By Lena Crowe | firstname.lastname@example.org
The weather outside was humid and dry as members from the Flagler College Rotaract Club and I piled into the car. We were on the way to a Surfers for Autism event, and I honestly didn’t know what to expect. I heard that it was an amazing and different experience. I was worried that we would have to actually surf. Nonetheless, I was stoked to see what was in store.
When we arrived at Jacksonville Beach, it was crowded with thousands of people. I was shocked; I didn’t expect that many people to be there. We found a tent and set our stuff down. Volunteers gathered in a tight circle on the soft white sand for instructions.
Three to four volunteers were assigned to a child with special abilities. Once I got assigned to one, my group and I led him out to the water. He was tiny, but full of life. His bright green eyes were full of excitement once he got out into the water. I couldn’t stop smiling as I stood there in the water, cheering him on. He didn’t catch any waves, but he was determined and happy. He never got upset; he was just thrilled to be out there in the water. It was inspiring to see.
I looked around at the beach and smiled. The fact that I was on this beach with so many strangers who wanted to help was amazing. The event brought together all of these incredible people with one single-minded focus: make children happy. And they were doing it.

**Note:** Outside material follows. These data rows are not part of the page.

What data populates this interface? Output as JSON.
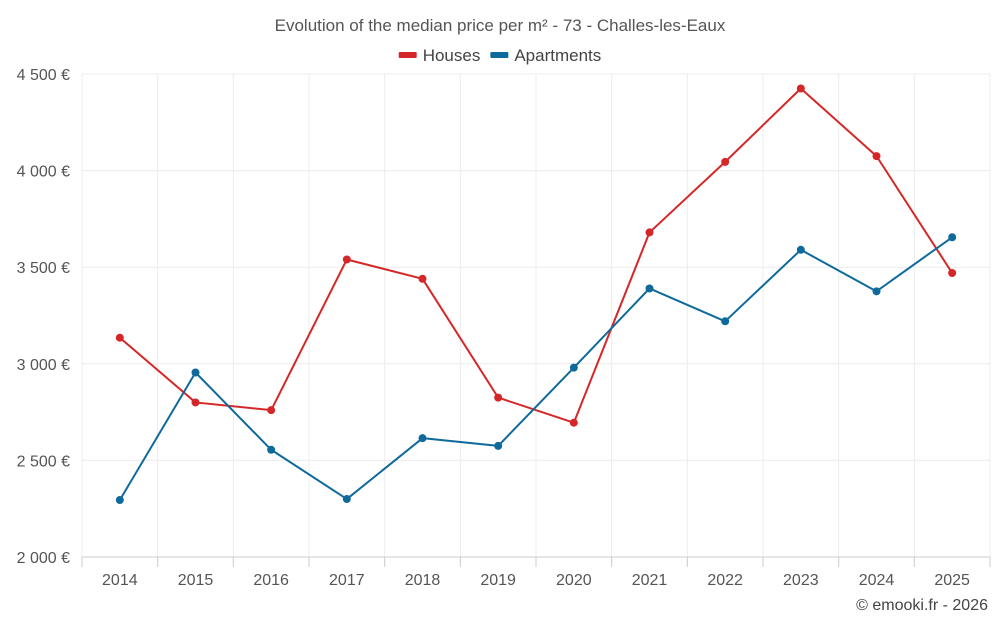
{
  "chart_data": {
    "type": "line",
    "title": "Evolution of the median price per m² - 73 - Challes-les-Eaux",
    "categories": [
      "2014",
      "2015",
      "2016",
      "2017",
      "2018",
      "2019",
      "2020",
      "2021",
      "2022",
      "2023",
      "2024",
      "2025"
    ],
    "series": [
      {
        "name": "Houses",
        "color": "#d62728",
        "values": [
          3135,
          2800,
          2760,
          3540,
          3440,
          2825,
          2695,
          3680,
          4045,
          4425,
          4075,
          3470
        ]
      },
      {
        "name": "Apartments",
        "color": "#0f6a9c",
        "values": [
          2295,
          2955,
          2555,
          2300,
          2615,
          2575,
          2980,
          3390,
          3220,
          3590,
          3375,
          3655
        ]
      }
    ],
    "ylim": [
      2000,
      4500
    ],
    "yticks": [
      2000,
      2500,
      3000,
      3500,
      4000,
      4500
    ],
    "ytick_labels": [
      "2 000 €",
      "2 500 €",
      "3 000 €",
      "3 500 €",
      "4 000 €",
      "4 500 €"
    ],
    "xlabel": "",
    "ylabel": "",
    "grid": true,
    "legend_position": "top-center"
  },
  "credit": "© emooki.fr - 2026"
}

The event was uplifting and eye-opening. It showed me that even people who deal with tough conditions can still be happy. It also made me upset with myself for taking things for granted. As I watched the kids having a blast in the water, my mind flipped through sticky situations in my life. Whether it was a breakup or a fight with a friend, it would always feel like the end of the world. I catch myself complaining about such miniscule things — homework, my appearance, clothes. But when I saw those kids making the best out of their situations, I felt guilty. I realized I shouldn’t complain when there are bigger issues out there.
I spoke with Dave Rossman, the Surfers for Autism Director of Communication, and he told me that Surfers for Autism was created by a group of South Florida surfers in 2007, and the first event was hosted in 2008. “We are a grassroots nonprofit organization dedicated to introducing the sport and culture of surfing to athletes with special abilities,” said Rossman.
There are so many heart-warming things that occur at this event over the years, but the ones that stand out to him are “when nonverbal children speak their first words, children non-receptive to touch hold hands with their instructors, and when parents dust off dreams they had long ago put away.”
Rossman proceeded to say that Surfers for Autism has changed his life in many ways. “My involvement with SFA has both humbled and grounded me. To witness firsthand what these families deal with on a daily basis while still providing such love and support is truly inspiring.”
It was inspiring and life-changing for me, too. It really woke me up. It let me see firsthand that people can be happy even in harsh situations. People can make something good of what they’ve been dealt. It was so inspiring to see how happy and determined those kids were to catch a wave, and it was refreshing to see so many people taking the time to help them.